In 1994, Entertainment Weekly writer Benjamin Svetkey asked Tupac Shakur where he saw himself in 10 years.
“Best case: in a cemetery. Not in a cemetery. Sprinkled in ashes, smoked up by my homies. Worst case,” he corrects himself, “I mean that’s the worst case. That’s the worst case. That’s the worst case.”
This interview has resurfaced thanks to Blank on Blank, a PBS web series that animates snippets of journalists’ interviews. In this installment, the iconic rapper muses on life, death and success in March 1994. At the time, Shakur was already a successful musician and actor, garnering attention from critics while at the center of the East Coast vs. West Coast hip-hop feud.

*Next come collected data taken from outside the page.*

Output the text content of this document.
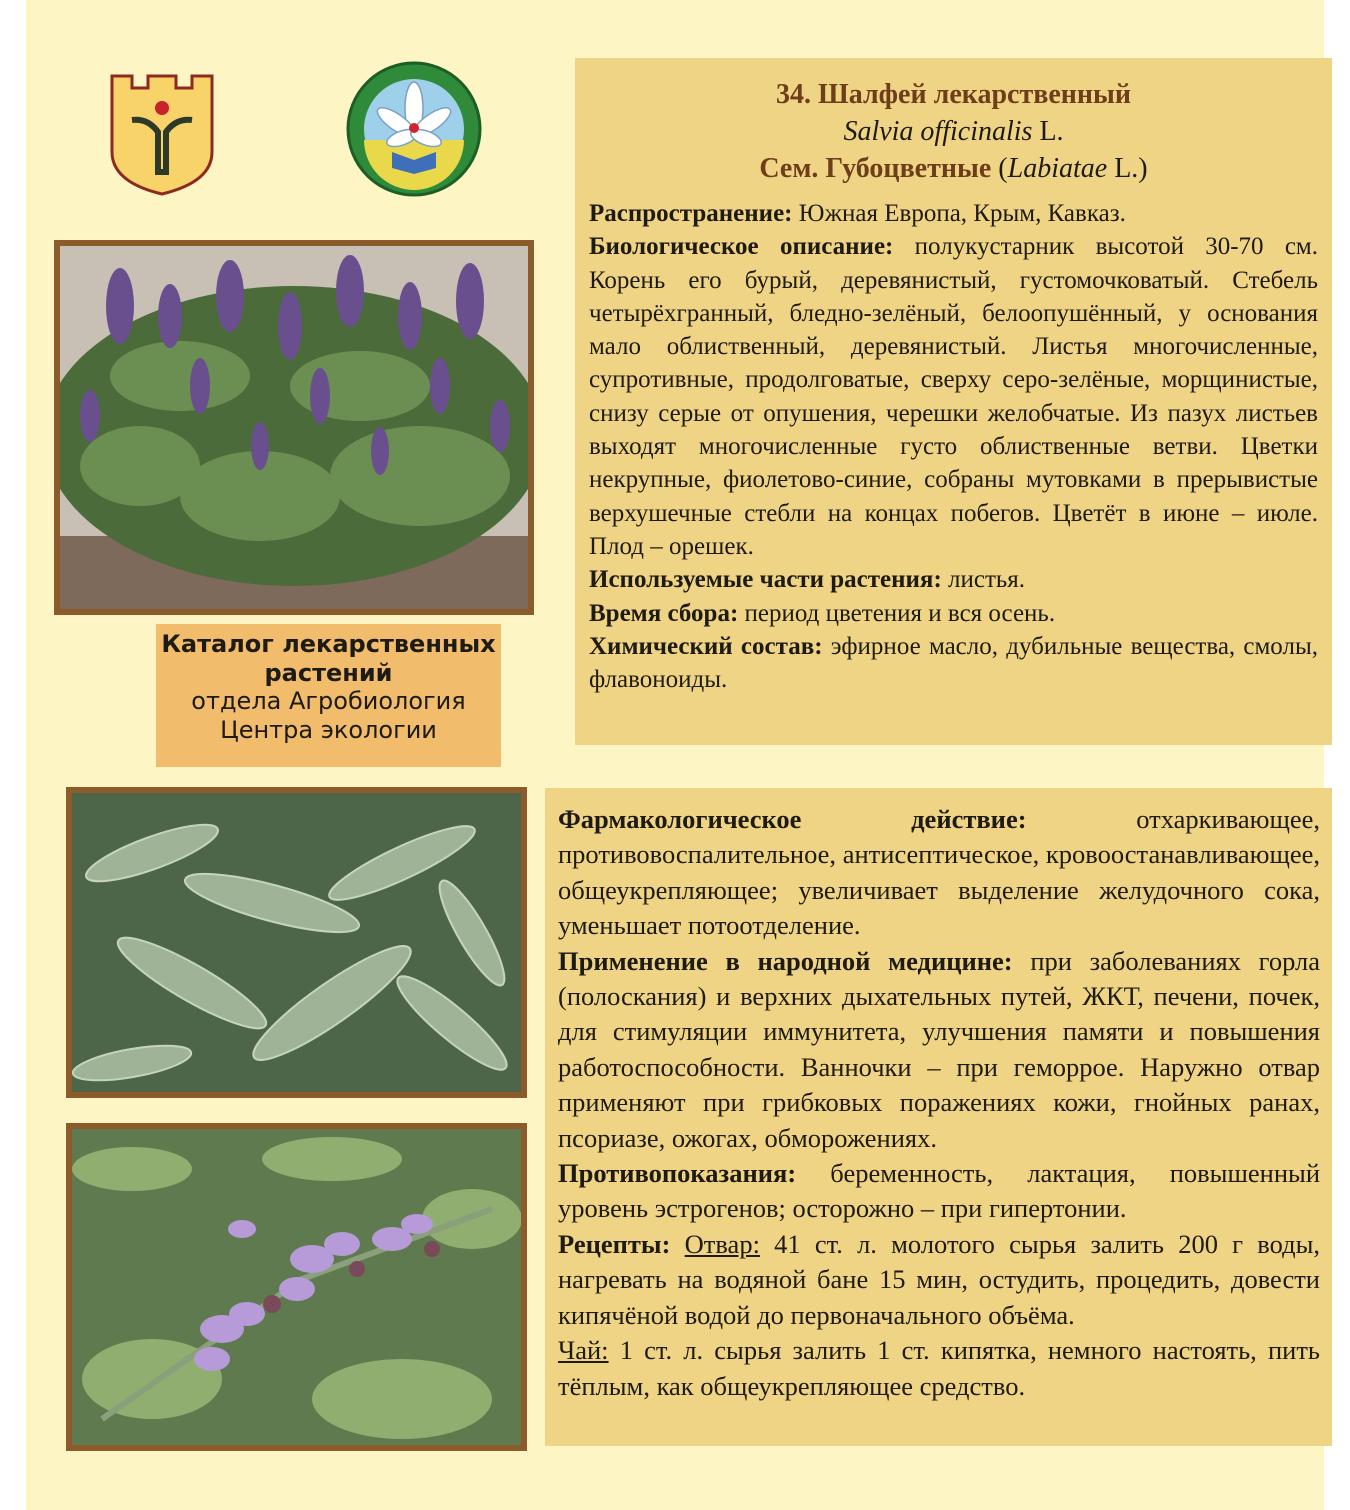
Каталог лекарственных
растений
отдела Агробиология
Центра экологии
34. Шалфей лекарственный
Salvia officinalis L.
Сем. Губоцветные (Labiatae L.)

Распространение: Южная Европа, Крым, Кавказ.

Биологическое описание: полукустарник высотой 30-70 см. Корень его бурый, деревянистый, густомочковатый. Стебель четырёхгранный, бледно-зелёный, белоопушённый, у основания мало облиственный, деревянистый. Листья многочисленные, супротивные, продолговатые, сверху серо-зелёные, морщинистые, снизу серые от опушения, черешки желобчатые. Из пазух листьев выходят многочисленные густо облиственные ветви. Цветки некрупные, фиолетово-синие, собраны мутовками в прерывистые верхушечные стебли на концах побегов. Цветёт в июне – июле. Плод – орешек.

Используемые части растения: листья.

Время сбора: период цветения и вся осень.

Химический состав: эфирное масло, дубильные вещества, смолы, флавоноиды.

Фармакологическое действие: отхаркивающее, противовоспалительное, антисептическое, кровоостанавливающее, общеукрепляющее; увеличивает выделение желудочного сока, уменьшает потоотделение.

Применение в народной медицине: при заболеваниях горла (полоскания) и верхних дыхательных путей, ЖКТ, печени, почек, для стимуляции иммунитета, улучшения памяти и повышения работоспособности. Ванночки – при геморрое. Наружно отвар применяют при грибковых поражениях кожи, гнойных ранах, псориазе, ожогах, обморожениях.

Противопоказания: беременность, лактация, повышенный уровень эстрогенов; осторожно – при гипертонии.

Рецепты: Отвар: 41 ст. л. молотого сырья залить 200 г воды, нагревать на водяной бане 15 мин, остудить, процедить, довести кипячёной водой до первоначального объёма.

Чай: 1 ст. л. сырья залить 1 ст. кипятка, немного настоять, пить тёплым, как общеукрепляющее средство.
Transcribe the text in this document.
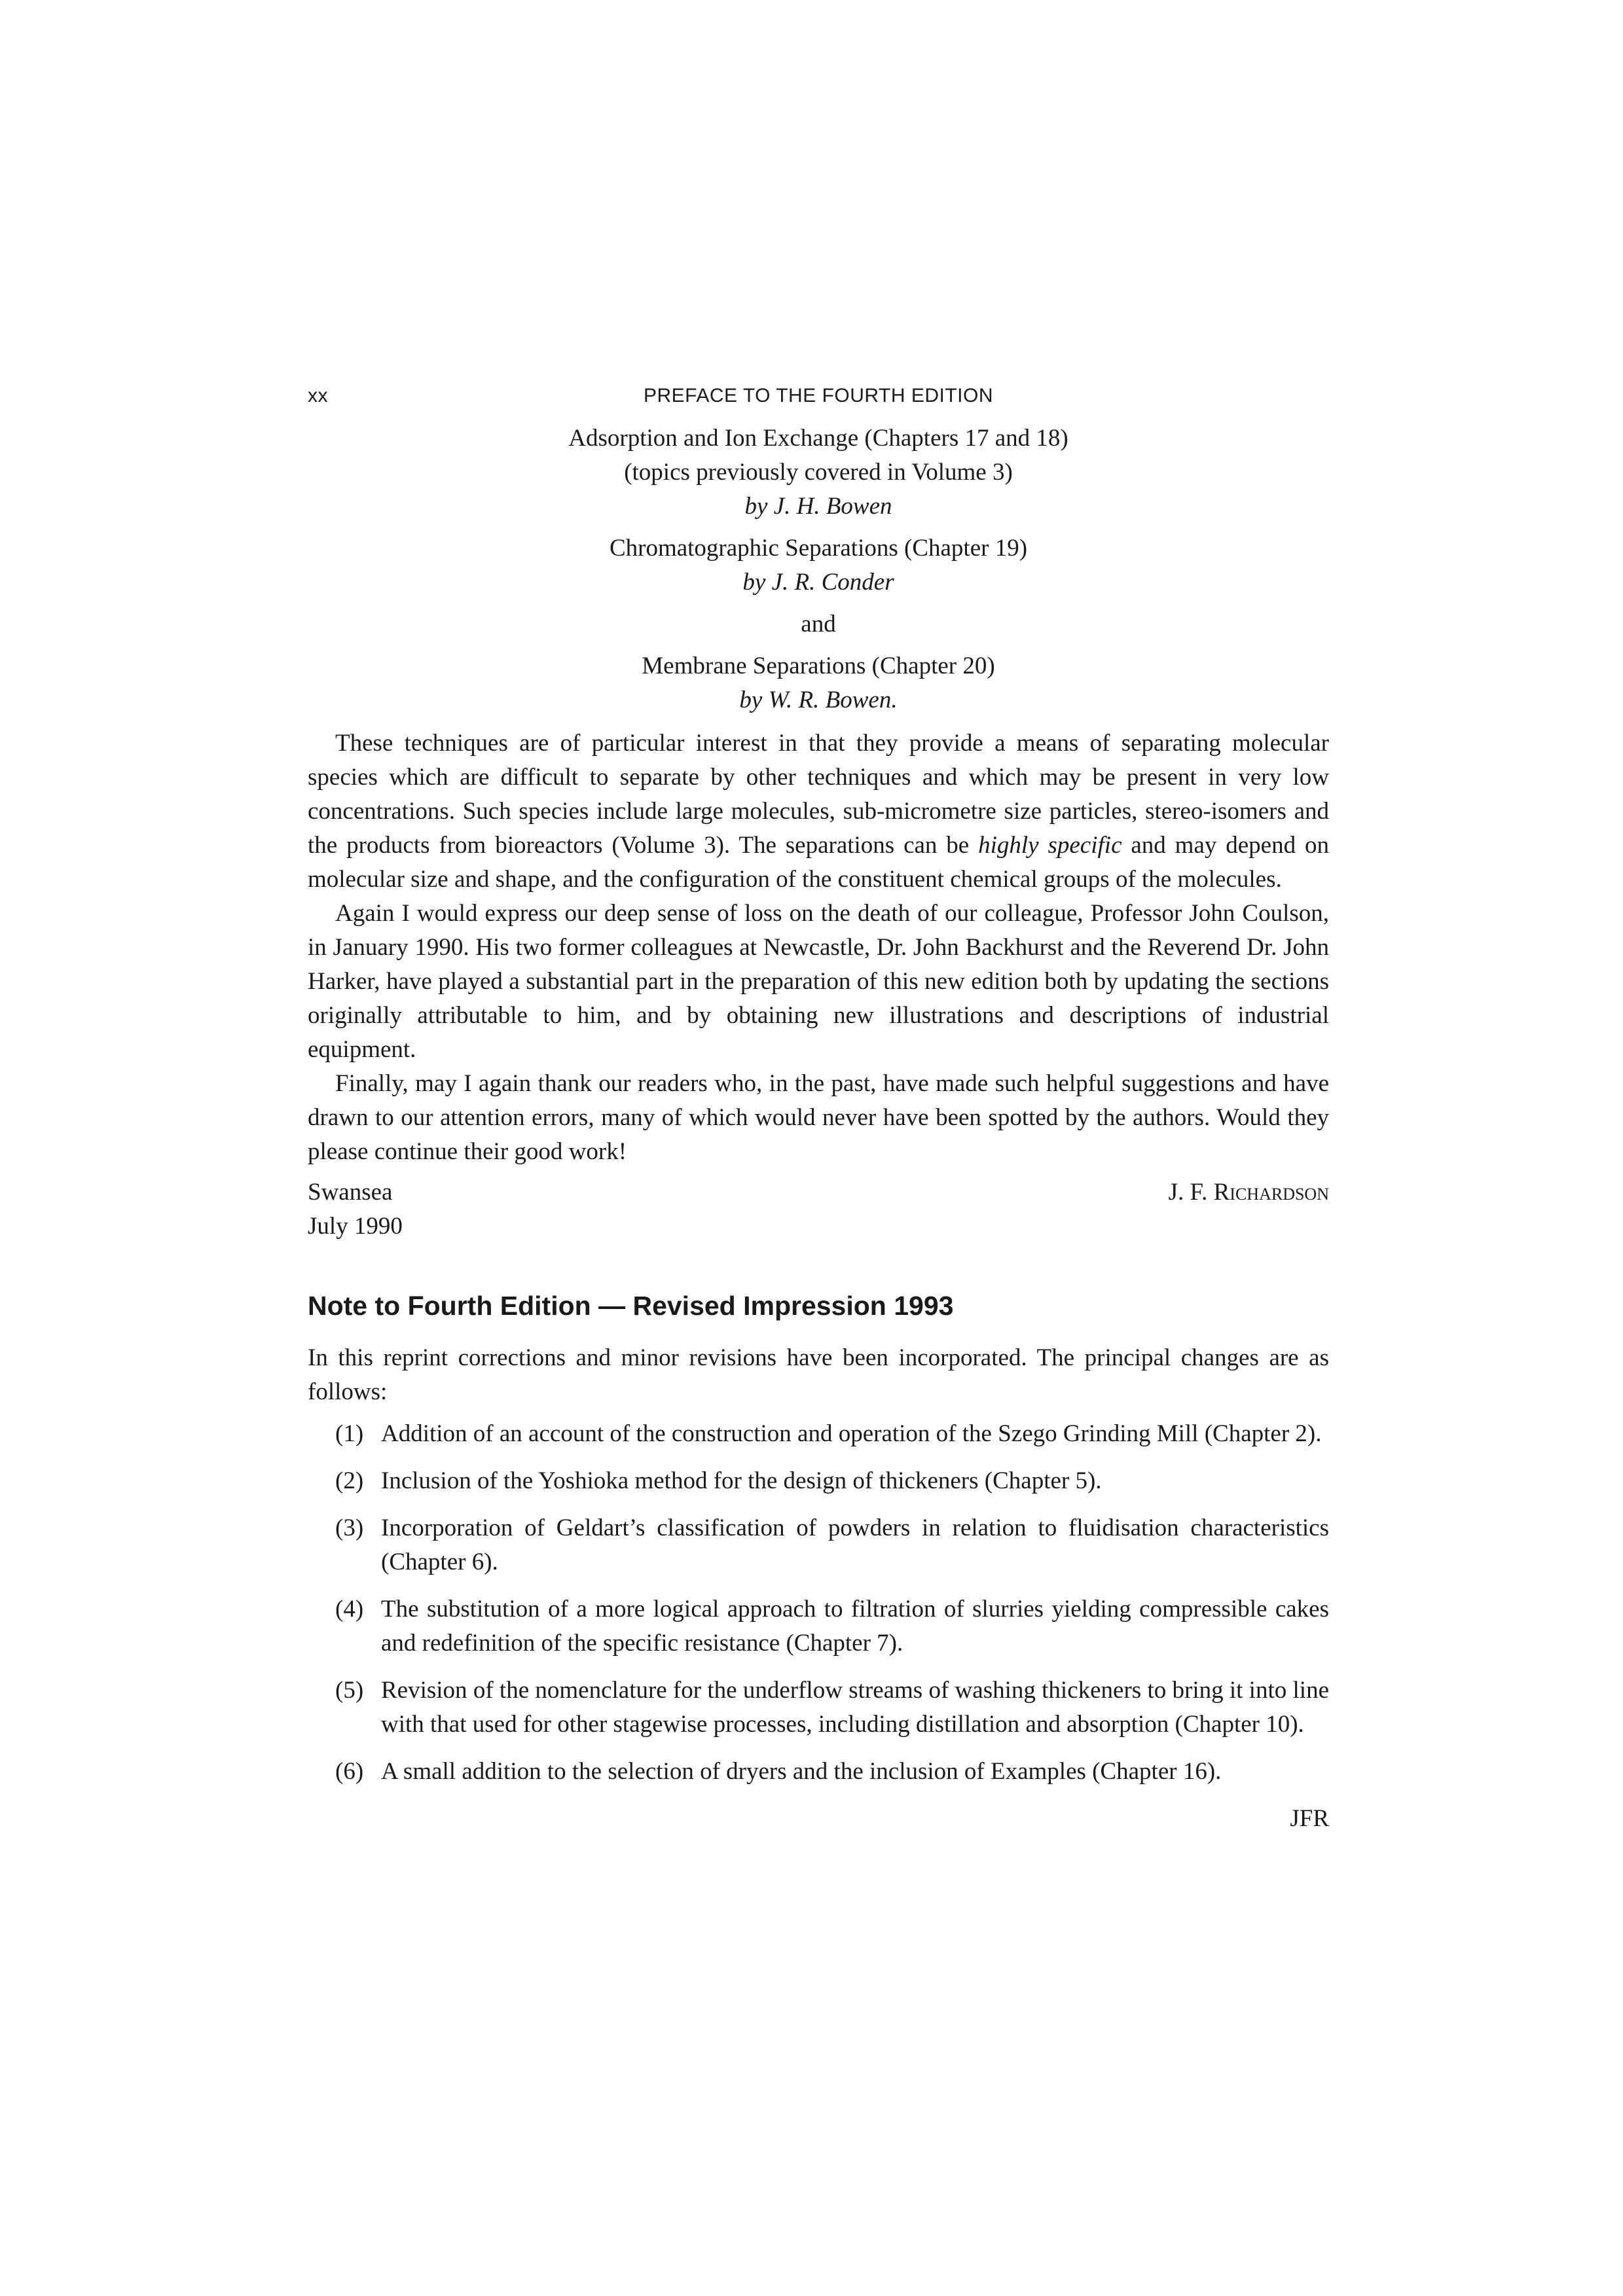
xx	PREFACE TO THE FOURTH EDITION
Adsorption and Ion Exchange (Chapters 17 and 18)
(topics previously covered in Volume 3)
by J. H. Bowen
Chromatographic Separations (Chapter 19)
by J. R. Conder
and
Membrane Separations (Chapter 20)
by W. R. Bowen.

These techniques are of particular interest in that they provide a means of separating molecular species which are difficult to separate by other techniques and which may be present in very low concentrations. Such species include large molecules, sub-micrometre size particles, stereo-isomers and the products from bioreactors (Volume 3). The separations can be highly specific and may depend on molecular size and shape, and the configuration of the constituent chemical groups of the molecules.

Again I would express our deep sense of loss on the death of our colleague, Professor John Coulson, in January 1990. His two former colleagues at Newcastle, Dr. John Backhurst and the Reverend Dr. John Harker, have played a substantial part in the preparation of this new edition both by updating the sections originally attributable to him, and by obtaining new illustrations and descriptions of industrial equipment.

Finally, may I again thank our readers who, in the past, have made such helpful suggestions and have drawn to our attention errors, many of which would never have been spotted by the authors. Would they please continue their good work!

Swansea
July 1990
J. F. Richardson
Note to Fourth Edition — Revised Impression 1993

In this reprint corrections and minor revisions have been incorporated. The principal changes are as follows:

(1) Addition of an account of the construction and operation of the Szego Grinding Mill (Chapter 2).
(2) Inclusion of the Yoshioka method for the design of thickeners (Chapter 5).
(3) Incorporation of Geldart’s classification of powders in relation to fluidisation characteristics (Chapter 6).
(4) The substitution of a more logical approach to filtration of slurries yielding compressible cakes and redefinition of the specific resistance (Chapter 7).
(5) Revision of the nomenclature for the underflow streams of washing thickeners to bring it into line with that used for other stagewise processes, including distillation and absorption (Chapter 10).
(6) A small addition to the selection of dryers and the inclusion of Examples (Chapter 16).
JFR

“If I was white I would have been like John Wayne,” Shakur explains. “Somebody who pulled himself up from their bootstraps. From poverty. From welfare. Now I am kissing Janet Jackson. I’m doing movies. I feel like a tragic hero in a Shakespeare play, you know what I’m saying?”
Most of the five-minute animation is filled with these no-nonsense, straightforward insights into how Shakur built up his “machine.” He discusses being ripped off by the press, having respect for the government and what his definition of a thug is. Most incredible, however, are the moments of vulnerability that seem all the more profound in retrospect.
“I have no resting place,” Shakur insists, “I never sleep. I can never close my eyes.”